Thulin, Samuel and Southern, Jen and Buscher, Monika (2016) Resonance momentum : mobilities of making and social research. In: EASST / 4S, 2016-08-31 - 2016-09-03.
Full text not available from this repository.Abstract
Interdisciplinary research requires a methodological flexibility and a capacity to tune in to different ways of knowing. In this paper we develop a concept of resonance as an approach to practice-based research across three case studies. Resonance describes materialities and practices which amplify each other when they come together; consonance involves 'points of arrival, rest, and resolution' " (Kamien, p. 39); and dissonance describes instabilities that disrupt and become expressive of unevenness, provoking a further movement towards resolution. Drawn from the study of sound, each of these elements are explored as aspects of collaborative practice. Like Barad's work on diffraction, the concept of resonance draws connections between physics and the social world, operating as a way of rethinking our engagement with research practices by focusing on how different methods and disciplines amplify and productively interfere with one another as understandings are negotiated and performed collaboratively involving consonances and dissonances. The three cases that we use to elaborate these ideas are informational disaster mobility futures, mobile and situated sound composition, and collaborative GPS technologies in transdisciplinary art practice.

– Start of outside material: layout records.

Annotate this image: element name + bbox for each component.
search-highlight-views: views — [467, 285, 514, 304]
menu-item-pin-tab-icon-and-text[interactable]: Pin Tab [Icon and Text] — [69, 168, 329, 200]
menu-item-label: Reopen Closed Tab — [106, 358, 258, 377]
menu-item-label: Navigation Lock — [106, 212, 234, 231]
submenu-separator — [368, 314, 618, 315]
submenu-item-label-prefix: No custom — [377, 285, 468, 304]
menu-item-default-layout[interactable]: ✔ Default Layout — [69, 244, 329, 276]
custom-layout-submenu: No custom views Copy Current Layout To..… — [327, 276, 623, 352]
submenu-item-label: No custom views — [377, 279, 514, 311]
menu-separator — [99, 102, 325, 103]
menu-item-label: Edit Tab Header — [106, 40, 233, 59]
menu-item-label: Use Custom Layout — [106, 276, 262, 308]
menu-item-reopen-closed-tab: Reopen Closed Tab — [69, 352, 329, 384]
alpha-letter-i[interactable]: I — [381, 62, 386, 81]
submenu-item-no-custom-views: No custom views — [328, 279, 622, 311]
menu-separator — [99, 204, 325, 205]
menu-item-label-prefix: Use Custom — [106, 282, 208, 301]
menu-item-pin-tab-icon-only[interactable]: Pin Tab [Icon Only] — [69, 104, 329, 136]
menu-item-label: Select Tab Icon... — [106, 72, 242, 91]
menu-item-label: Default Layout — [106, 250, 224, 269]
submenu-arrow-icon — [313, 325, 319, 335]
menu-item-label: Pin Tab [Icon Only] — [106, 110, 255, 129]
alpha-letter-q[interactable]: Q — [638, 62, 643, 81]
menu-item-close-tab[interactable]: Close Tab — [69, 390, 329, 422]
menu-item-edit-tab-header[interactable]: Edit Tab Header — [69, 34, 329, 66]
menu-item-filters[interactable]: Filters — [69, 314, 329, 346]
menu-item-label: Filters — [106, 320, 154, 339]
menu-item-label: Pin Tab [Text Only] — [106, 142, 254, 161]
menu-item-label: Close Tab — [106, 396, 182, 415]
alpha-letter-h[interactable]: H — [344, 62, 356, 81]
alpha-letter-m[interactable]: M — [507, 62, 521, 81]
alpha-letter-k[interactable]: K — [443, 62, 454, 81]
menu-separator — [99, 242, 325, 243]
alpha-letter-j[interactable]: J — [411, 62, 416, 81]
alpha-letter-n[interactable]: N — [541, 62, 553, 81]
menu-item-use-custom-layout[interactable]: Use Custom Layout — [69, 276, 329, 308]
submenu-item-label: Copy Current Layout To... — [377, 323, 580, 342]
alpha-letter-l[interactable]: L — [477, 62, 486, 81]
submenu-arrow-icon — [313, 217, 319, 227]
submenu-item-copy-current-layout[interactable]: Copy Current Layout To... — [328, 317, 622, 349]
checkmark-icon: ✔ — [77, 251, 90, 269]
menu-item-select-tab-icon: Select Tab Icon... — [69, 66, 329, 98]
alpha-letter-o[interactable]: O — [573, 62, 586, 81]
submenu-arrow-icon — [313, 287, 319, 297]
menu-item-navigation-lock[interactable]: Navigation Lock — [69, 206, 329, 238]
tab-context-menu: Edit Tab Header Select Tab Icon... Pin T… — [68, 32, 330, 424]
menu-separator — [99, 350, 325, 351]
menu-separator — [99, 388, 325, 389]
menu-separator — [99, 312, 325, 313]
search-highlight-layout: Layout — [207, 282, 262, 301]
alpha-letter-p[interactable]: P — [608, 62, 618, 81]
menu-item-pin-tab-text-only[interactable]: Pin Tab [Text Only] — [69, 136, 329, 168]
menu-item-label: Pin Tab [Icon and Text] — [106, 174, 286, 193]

Each case combines making, whether artistic or design-oriented, and social research through resonant processes that require careful listening and the ability to 'play' ones' tune clearly. Through the mutual amplification of certain materialities and practices that are central to our research projects, resonance creates momentum and we participate in the emergence of the phenomena that we seek to study. This productive resonance between research and practice both defines and makes 'better' futures.